Waiting times for non-urgent heart surgery have gradually increased since the pandemic began, findings showed, peaking at 202 days in February 2022 compared with a pre-pandemic peak of 193 days in March 2019. Significantly more people now die while on surgery waiting lists, with their disease worsening during the wait.

“The study showed that the pandemic has changed the nature of cardiac surgical practice so that now 50% of the work done is now urgent work on patients being admitted acutely,” says co-author Dr Norman Briffa, NICE Guideline Committee Member.

He believes there could be several reasons for this, including a biological change that makes cardiac conditions more severe; patients coming to accident and emergency departments because they struggle to access healthcare in any other way; or that the longer wait is causing heart conditions to deteriorate to the extent that they require an emergency admission to hospital.

“COVID-19 had a significant negative impact on adult cardiac surgical case mix and volume. Regrettably, this has not recovered to the pre-pandemic levels,” adds study co-author Professor Gianni Angelini from the Bristol Heart Institute.

The impact

The NHS is still under severe strain in the wake of the pandemic, this study shows. It also reveals flaws in the current system for predicting which patients on waiting lists are at risk of worsening disease and death. Despite a rise in deaths, the risk score that clinicians currently use to prioritise patients for surgery actually showed a decline in patient risk after the pandemic.

Dr Dong believes that pre-pandemic risk scores are no longer fit for purpose, because they don’t factor in wait time, the case mix of patients or the pandemic itself. Instead, AI machine learning approaches may more accurately group and pinpoint higher-risk patients.

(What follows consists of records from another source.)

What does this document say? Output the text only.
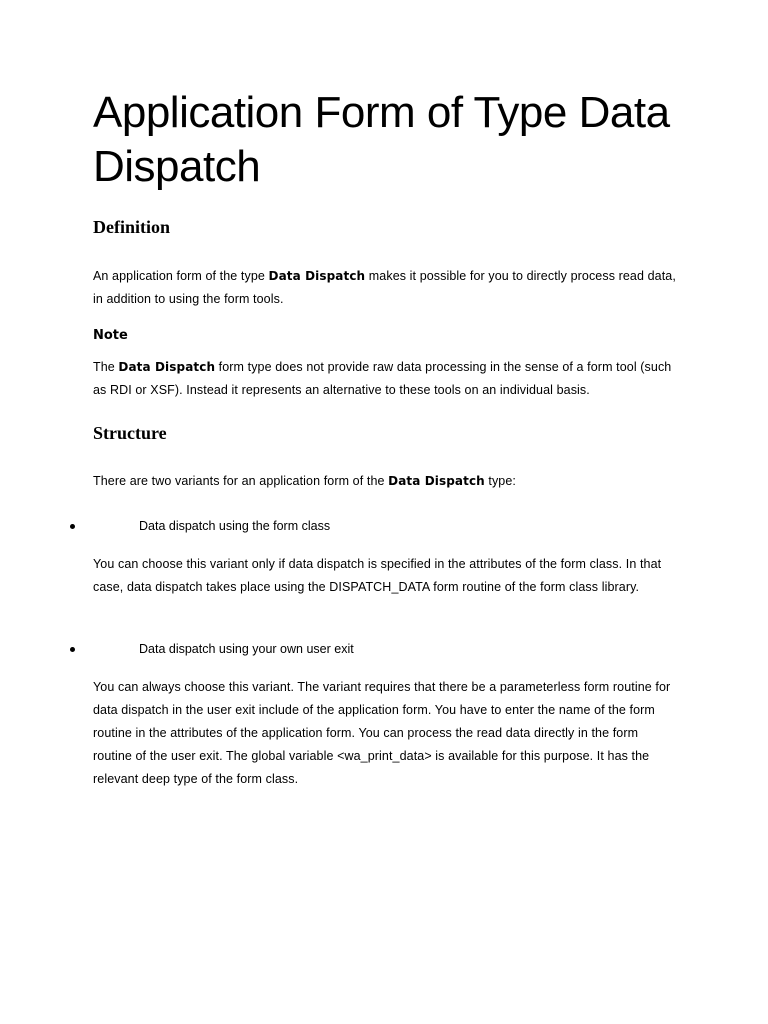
Application Form of Type Data Dispatch
Definition

An application form of the type Data Dispatch makes it possible for you to directly process read data, in addition to using the form tools.

Note

The Data Dispatch form type does not provide raw data processing in the sense of a form tool (such as RDI or XSF). Instead it represents an alternative to these tools on an individual basis.

Structure

There are two variants for an application form of the Data Dispatch type:

Data dispatch using the form class

You can choose this variant only if data dispatch is specified in the attributes of the form class. In that case, data dispatch takes place using the DISPATCH_DATA form routine of the form class library.

Data dispatch using your own user exit

You can always choose this variant. The variant requires that there be a parameterless form routine for data dispatch in the user exit include of the application form. You have to enter the name of the form routine in the attributes of the application form. You can process the read data directly in the form routine of the user exit. The global variable <wa_print_data> is available for this purpose. It has the relevant deep type of the form class.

“Increased wait times are not beneficial for patients and something needs to be done about this,” remarks Dr Dong. “The government has already highlighted the need for digitalisation strategies and investments. We also need to have better digital strategies in place to plan for future situations— for example to cover for the junior doctors when they’re away on strikes.”

The researchers also suggest the need for clinicians to better integrate emergency care, GP care, diagnostic lab test results and post-surgical care into one, holistic plan for each patient.

“We need to monitor patients more efficiently and in more personalised ways after they have surgery so that we can proactively identify those patients most at risk of disease recurrence,” says Dr Dong.

Following on from the findings, there are plans to integrate the University Hospital (UH) Bristol NHS Trust with the North Bristol NHS Trust. The merge provides a new opportunity to link not only the service across the two Trusts, but also the diagnostic department’s data with data on UH Bristol’s heart patients. Patients’ clinical outcomes and diagnostic results can be connected and the systems and strengths of both Trusts brought together.

“That would allow us to build more comprehensive datasets for effective machine learning tools and AI systems for healthcare,” adds Dr Dong.

Proposals are already in place at the two Trusts to link patients’ genomics data with tools to predict atrial fibrillation; a common heart condition. This would allow doctors to prepare and plan more personalised anticoagulant (blood thinning) treatment for these patients—bringing more integrated care a step closer.